I responded to this with my way of understanding how decent people, like my neighbors in the Shenandoah Valley, come to deny what science says about climate change.
“I am not sure how much ‘self-centered’ relates to the problem,” I wrote. “Judging at least from what I think I know about my neighbors in the Shenandoah Valley, they’d likely be quick to sign up to go and put their lives on the line for their country in the event of a war. Not self-centered in that context.
“Some other qualities make them vulnerable to this kind of manipulation by lies that are as improbable as unicorns.
“1) Their culture inculcates a good deal of “believe what the authorities you’ve been taught to trust tell you.” That goes from the Bible on down to the political party that’s persuaded them that it represents their values.
“2) They have a mind-set that’s cast in the form of traditional beliefs, which are strongly fortified, a mind-set that is correspondingly resistant to the intrusion of ideas that would break out of established patterns. The idea that the well-being of one’s grandchildren might require a person to fight and die against a foreign enemy is an ancient one. So they’re ready for that. The idea that one’s grandchildren might need for one, and one’s nation, to sacrifice to reduce one’s impact on the biosphere is a new idea. Indeed, I’m old enough to remember when such an idea –that we might have to limit ourselves, and change our ways, to protect the planet– emerged into American culture.
“3) Among the ideas that their exploitative political leaders have drummed into their minds is “market+good, government regulation=bad. Another is, national sovereignty = good, international law = bad. Clearly, climate change is something that the market is incapable of perceiving or dealing with; it requires collective, government measures. Clearly also, this is a crisis that must be dealt with globally, as no single nation can protect itself from the climate-changing effects of what other nations might spew into the earth’s atmosphere.

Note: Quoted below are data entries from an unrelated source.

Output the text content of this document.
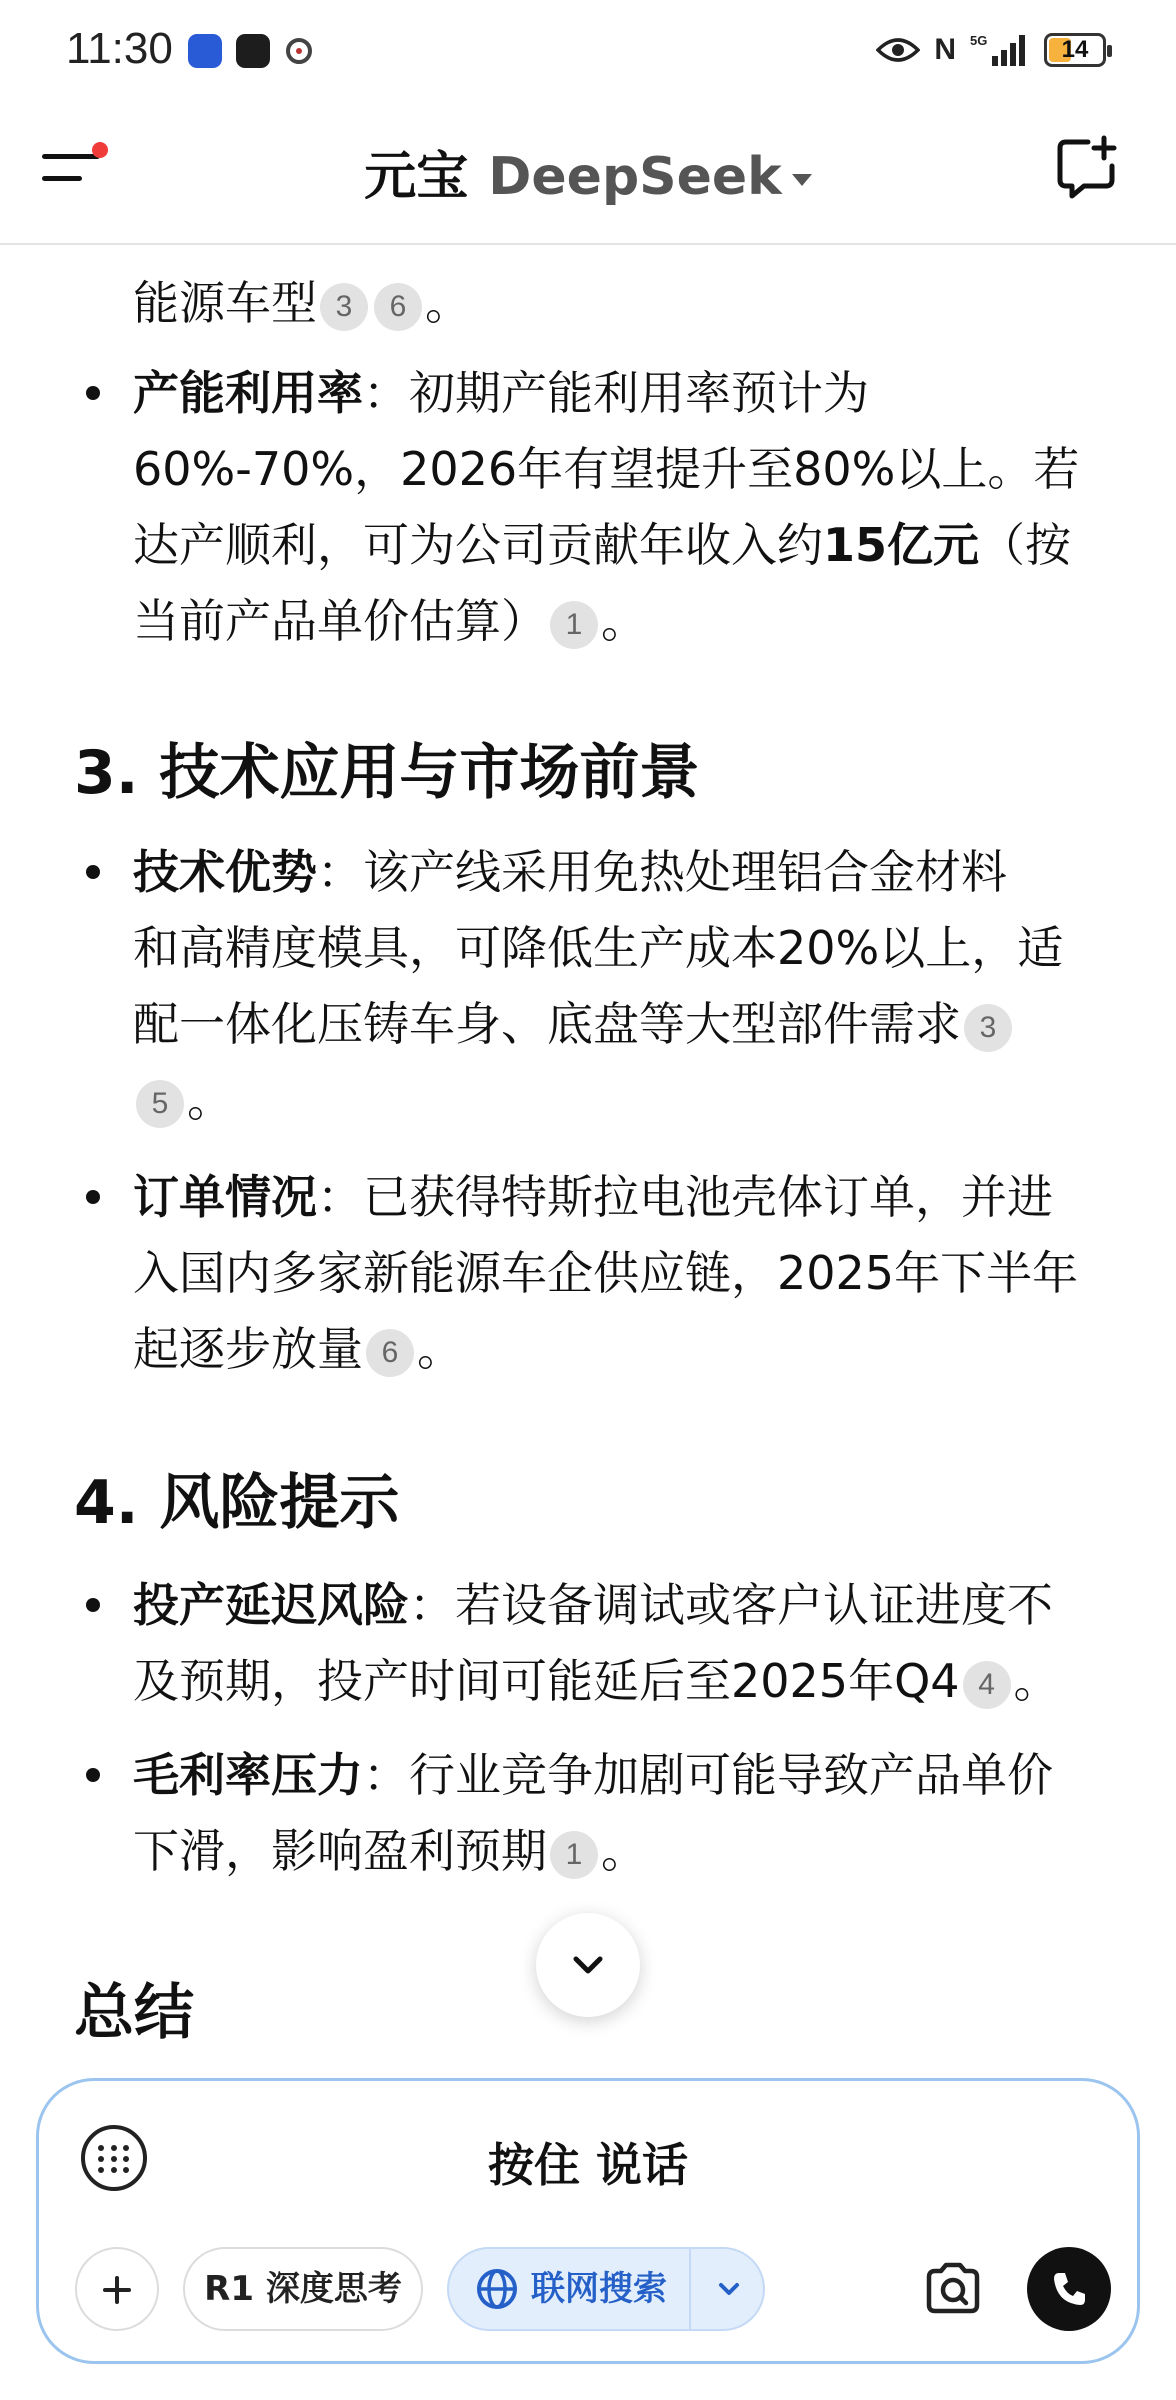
11:30	Ν 5G	14
元宝 DeepSeek
能源车型 3 6 。
产能利用率：初期产能利用率预计为
60%-70%，2026年有望提升至80%以上。若
达产顺利，可为公司贡献年收入约15亿元（按
当前产品单价估算） 1 。
3. 技术应用与市场前景
技术优势：该产线采用免热处理铝合金材料
和高精度模具，可降低生产成本20%以上，适
配一体化压铸车身、底盘等大型部件需求 3
5 。
订单情况：已获得特斯拉电池壳体订单，并进
入国内多家新能源车企供应链，2025年下半年
起逐步放量 6 。
4. 风险提示
投产延迟风险：若设备调试或客户认证进度不
及预期，投产时间可能延后至2025年Q4 4 。
毛利率压力：行业竞争加剧可能导致产品单价
下滑，影响盈利预期 1 。
总结
按住 说话
R1 深度思考	联网搜索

“So the idea of climate change would require revision of a simplistic worldview, and complexity and nuance are not the hallmarks of the kind of thinking these people are taught to value. Denial of the reality to which the climate scientists are pointing, therefore, serves to maintain both the corporatist ideology their plutocratic leaders have instilled, and the comforting notion that the truth — especially the moral truth — can be adequately captured by simple and unambiguous propositions.”